Ironically, Secessionville’s name had nothing to do with the Southern States secession just before the war started in the spring 1861; it refers to an earlier event in which a group of younger planters “seceded” from an area occupied by their elders. The focus of the attack was near a fortifi cation called the Tower Battery. The Union gave it this name because of the wooden observation tower nearby, while Confederates would come to dub the M-shaped earthenwork Fort Lamar in honor of its commander Col. T.G. Lamar.

While researching Samuel Dibble (1837-1913), I found an extensive family website complete with a photo of him in uniform on his wedding day. I am indebted to his great-great-grandson, Tony Emanuel, for allowing me to share this with you. Tony and I struck up an interesting email conversation. In exploring this website, I found the transcript of a letter from Dibble home to his mother while he was a prisoner-of-war at Johnson’s Island on July 26, 1864. In it he queries, “How is young Theodore?
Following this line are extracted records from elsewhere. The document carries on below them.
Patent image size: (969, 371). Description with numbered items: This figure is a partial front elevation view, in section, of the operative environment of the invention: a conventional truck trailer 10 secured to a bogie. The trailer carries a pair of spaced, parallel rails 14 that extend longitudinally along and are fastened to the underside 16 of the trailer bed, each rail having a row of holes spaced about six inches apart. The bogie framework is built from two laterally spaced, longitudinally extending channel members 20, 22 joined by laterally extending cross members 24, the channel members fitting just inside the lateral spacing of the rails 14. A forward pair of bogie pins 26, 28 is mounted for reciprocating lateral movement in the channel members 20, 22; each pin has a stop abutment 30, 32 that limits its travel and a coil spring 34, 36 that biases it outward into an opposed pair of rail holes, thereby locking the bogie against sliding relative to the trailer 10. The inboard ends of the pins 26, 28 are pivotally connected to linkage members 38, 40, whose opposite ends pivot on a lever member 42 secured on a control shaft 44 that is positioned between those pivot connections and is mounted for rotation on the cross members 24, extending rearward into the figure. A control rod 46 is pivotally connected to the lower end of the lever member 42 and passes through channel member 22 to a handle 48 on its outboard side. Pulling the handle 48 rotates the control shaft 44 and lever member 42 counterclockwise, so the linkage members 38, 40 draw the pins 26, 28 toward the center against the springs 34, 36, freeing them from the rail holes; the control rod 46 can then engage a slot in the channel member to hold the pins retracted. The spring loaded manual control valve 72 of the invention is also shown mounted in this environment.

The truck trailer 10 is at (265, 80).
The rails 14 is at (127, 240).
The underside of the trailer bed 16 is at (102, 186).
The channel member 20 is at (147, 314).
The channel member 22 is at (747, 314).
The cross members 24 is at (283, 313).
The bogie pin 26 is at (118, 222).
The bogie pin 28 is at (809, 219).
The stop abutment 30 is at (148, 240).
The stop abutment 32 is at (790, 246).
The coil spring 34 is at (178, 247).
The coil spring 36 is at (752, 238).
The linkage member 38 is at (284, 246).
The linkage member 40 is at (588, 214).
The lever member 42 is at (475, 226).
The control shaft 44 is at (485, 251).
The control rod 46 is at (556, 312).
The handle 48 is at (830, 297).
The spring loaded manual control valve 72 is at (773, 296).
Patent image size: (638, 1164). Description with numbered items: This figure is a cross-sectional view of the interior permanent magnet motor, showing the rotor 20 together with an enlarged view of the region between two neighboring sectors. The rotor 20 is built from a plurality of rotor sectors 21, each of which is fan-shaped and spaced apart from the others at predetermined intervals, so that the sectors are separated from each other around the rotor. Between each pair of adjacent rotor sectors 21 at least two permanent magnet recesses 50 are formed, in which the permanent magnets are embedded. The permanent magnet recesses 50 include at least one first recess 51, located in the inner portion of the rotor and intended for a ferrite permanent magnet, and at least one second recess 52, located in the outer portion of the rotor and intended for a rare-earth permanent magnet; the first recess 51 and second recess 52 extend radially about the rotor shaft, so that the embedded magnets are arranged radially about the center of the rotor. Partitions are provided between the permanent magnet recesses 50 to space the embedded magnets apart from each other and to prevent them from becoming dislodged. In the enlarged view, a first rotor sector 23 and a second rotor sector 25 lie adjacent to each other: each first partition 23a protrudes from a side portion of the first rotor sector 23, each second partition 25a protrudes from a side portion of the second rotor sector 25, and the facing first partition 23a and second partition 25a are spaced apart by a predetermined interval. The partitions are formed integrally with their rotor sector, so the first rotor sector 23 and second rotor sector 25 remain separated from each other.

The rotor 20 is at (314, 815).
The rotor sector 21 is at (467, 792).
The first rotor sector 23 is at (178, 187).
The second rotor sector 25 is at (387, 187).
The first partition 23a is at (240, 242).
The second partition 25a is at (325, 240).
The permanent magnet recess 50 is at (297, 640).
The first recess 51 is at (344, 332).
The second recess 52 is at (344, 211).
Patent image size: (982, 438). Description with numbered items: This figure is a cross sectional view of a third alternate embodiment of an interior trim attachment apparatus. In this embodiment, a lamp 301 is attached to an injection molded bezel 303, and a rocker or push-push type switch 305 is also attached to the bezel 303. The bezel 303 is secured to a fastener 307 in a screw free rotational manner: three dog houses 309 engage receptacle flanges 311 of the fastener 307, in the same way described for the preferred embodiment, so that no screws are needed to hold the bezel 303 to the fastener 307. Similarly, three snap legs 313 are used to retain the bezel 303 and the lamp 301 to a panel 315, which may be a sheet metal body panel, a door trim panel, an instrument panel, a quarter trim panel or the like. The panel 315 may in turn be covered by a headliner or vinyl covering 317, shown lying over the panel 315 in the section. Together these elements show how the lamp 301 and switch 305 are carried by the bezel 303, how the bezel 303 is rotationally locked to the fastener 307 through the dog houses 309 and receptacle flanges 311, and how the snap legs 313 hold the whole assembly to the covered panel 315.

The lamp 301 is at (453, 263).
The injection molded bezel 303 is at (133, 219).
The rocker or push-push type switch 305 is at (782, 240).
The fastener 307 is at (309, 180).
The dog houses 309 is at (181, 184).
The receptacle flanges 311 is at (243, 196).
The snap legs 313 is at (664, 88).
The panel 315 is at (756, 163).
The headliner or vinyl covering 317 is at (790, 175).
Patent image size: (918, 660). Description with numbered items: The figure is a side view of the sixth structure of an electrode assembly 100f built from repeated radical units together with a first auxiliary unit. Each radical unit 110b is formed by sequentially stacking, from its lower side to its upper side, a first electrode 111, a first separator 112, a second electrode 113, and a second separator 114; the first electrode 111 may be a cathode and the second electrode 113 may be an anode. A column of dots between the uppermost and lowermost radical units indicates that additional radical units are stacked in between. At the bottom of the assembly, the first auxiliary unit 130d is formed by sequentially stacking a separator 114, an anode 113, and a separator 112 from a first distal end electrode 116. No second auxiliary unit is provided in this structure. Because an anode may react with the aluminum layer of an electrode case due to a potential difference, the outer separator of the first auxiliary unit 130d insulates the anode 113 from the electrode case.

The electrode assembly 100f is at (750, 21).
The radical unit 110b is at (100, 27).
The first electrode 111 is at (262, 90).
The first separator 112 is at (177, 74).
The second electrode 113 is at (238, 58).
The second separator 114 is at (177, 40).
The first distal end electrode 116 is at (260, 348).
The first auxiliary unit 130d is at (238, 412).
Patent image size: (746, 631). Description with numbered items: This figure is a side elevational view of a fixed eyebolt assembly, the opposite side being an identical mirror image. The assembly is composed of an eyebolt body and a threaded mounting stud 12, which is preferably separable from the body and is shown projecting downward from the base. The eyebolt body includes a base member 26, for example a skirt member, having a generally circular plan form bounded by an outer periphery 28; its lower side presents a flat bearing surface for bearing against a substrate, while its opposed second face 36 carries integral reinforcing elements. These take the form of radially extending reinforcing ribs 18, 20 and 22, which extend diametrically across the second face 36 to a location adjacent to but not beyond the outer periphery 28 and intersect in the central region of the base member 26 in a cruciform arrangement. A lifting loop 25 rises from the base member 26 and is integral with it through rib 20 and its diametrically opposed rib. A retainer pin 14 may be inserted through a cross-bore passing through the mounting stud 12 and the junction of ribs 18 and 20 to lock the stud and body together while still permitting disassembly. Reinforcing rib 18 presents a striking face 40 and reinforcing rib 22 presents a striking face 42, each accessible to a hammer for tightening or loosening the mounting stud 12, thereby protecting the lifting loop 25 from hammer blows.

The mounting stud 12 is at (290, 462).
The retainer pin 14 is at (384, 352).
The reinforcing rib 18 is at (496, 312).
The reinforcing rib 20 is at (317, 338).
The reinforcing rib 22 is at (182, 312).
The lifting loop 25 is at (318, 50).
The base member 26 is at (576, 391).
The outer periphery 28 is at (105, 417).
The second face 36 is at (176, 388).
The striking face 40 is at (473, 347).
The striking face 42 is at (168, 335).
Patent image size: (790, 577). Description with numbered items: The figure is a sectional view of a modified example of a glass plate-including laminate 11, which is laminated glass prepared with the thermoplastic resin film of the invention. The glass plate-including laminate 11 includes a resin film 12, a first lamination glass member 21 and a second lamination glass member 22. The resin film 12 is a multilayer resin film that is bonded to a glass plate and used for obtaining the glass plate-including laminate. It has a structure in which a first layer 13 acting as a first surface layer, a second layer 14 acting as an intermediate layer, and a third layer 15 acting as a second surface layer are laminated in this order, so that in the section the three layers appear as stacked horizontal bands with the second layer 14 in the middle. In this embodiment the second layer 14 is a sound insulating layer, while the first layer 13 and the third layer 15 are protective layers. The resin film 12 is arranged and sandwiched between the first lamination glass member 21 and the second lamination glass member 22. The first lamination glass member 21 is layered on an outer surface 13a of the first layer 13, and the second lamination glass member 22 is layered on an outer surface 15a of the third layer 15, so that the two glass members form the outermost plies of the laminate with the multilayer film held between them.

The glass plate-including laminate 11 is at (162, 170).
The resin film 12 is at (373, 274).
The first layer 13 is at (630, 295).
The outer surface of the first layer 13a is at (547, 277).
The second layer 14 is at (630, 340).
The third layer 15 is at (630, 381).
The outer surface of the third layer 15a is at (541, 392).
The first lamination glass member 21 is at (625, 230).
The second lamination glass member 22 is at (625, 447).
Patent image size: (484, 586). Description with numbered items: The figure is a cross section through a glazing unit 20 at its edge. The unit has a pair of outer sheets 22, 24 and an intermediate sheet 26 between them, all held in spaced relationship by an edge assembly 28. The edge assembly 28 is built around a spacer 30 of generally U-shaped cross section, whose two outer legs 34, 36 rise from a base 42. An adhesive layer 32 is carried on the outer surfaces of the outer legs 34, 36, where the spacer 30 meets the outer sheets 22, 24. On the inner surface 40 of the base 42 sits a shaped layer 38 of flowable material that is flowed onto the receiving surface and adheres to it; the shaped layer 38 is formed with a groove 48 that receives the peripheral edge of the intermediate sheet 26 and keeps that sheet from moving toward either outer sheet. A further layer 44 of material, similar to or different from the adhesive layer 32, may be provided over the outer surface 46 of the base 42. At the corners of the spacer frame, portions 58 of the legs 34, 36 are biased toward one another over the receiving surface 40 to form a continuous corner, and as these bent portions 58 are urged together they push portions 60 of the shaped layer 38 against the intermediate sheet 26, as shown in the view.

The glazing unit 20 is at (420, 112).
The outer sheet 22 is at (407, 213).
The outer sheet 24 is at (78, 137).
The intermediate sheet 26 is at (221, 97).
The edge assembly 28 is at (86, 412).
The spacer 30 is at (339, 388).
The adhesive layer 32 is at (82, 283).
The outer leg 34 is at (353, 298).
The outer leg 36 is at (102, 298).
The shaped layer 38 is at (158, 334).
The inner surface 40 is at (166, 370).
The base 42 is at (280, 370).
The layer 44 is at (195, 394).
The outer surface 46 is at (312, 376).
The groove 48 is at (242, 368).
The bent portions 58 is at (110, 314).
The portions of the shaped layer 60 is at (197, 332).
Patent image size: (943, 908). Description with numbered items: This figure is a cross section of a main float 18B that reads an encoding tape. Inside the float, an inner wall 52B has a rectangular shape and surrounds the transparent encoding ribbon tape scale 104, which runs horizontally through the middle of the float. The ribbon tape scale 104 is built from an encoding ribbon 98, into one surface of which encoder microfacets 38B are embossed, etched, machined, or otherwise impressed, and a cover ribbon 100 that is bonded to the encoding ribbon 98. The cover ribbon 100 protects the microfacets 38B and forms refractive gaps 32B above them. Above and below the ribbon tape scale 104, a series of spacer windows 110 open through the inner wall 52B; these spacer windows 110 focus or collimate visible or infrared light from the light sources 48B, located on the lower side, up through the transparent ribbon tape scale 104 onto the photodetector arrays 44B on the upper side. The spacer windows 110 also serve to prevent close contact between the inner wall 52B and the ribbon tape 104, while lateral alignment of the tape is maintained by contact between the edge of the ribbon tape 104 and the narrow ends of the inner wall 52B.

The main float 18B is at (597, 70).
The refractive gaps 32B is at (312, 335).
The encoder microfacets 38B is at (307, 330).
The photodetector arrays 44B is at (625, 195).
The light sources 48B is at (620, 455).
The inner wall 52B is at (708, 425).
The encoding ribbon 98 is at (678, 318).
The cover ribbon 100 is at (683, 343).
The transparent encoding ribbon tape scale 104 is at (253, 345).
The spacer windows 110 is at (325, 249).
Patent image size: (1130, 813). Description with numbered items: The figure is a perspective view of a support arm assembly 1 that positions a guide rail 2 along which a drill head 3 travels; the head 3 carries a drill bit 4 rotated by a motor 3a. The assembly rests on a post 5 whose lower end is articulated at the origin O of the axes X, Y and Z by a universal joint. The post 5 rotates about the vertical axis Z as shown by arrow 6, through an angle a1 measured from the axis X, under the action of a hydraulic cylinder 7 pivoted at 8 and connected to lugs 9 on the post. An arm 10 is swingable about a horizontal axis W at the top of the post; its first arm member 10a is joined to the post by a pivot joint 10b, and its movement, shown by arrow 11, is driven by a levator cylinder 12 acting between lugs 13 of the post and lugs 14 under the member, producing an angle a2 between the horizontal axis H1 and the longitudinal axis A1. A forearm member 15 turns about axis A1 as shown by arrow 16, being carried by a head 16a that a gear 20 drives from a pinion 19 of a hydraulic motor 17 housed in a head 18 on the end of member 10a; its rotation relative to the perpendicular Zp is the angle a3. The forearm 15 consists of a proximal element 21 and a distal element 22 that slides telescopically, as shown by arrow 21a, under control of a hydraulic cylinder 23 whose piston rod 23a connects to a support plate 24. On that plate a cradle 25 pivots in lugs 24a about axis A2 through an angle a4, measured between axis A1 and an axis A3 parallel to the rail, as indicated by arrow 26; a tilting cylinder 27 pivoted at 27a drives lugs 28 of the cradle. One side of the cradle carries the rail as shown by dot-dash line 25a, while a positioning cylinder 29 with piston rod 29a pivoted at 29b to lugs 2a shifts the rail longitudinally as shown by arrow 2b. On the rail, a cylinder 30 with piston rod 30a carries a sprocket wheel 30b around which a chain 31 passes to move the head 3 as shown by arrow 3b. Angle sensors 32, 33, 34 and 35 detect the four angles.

I hope Theo. K. has quite recovered.”

If you are a reader of this column, you may remember last month’s column on Confederate valentines in which I quoted a wonderful handwritten valentine addressed to Theodore Kohn that referred to the unusual physical characteristic of one blue eye and one brown eye. I pointed out that Theodore Kohn was the father of David Kohn, a mentor of mine in the 1970s. Yes, it is the very same “young Theodore” and he was also related to Dibble, a young cousin and fellow member of the Edisto Rifl es. I also found another totally different connection to Dibble to another Confederate collector. Amazing…six degrees of separation indeed!

Dibble was twice taken prisoner (the second time incarcerated up the road from me at Fort Delaware) and had both illustrious military and civilian careers. An attorney by profession, he represented the First Congressional District of South Carolina after the War for eight years, dubbed a brave and wise leader during the reconstruction period who did his full share to redeem the State.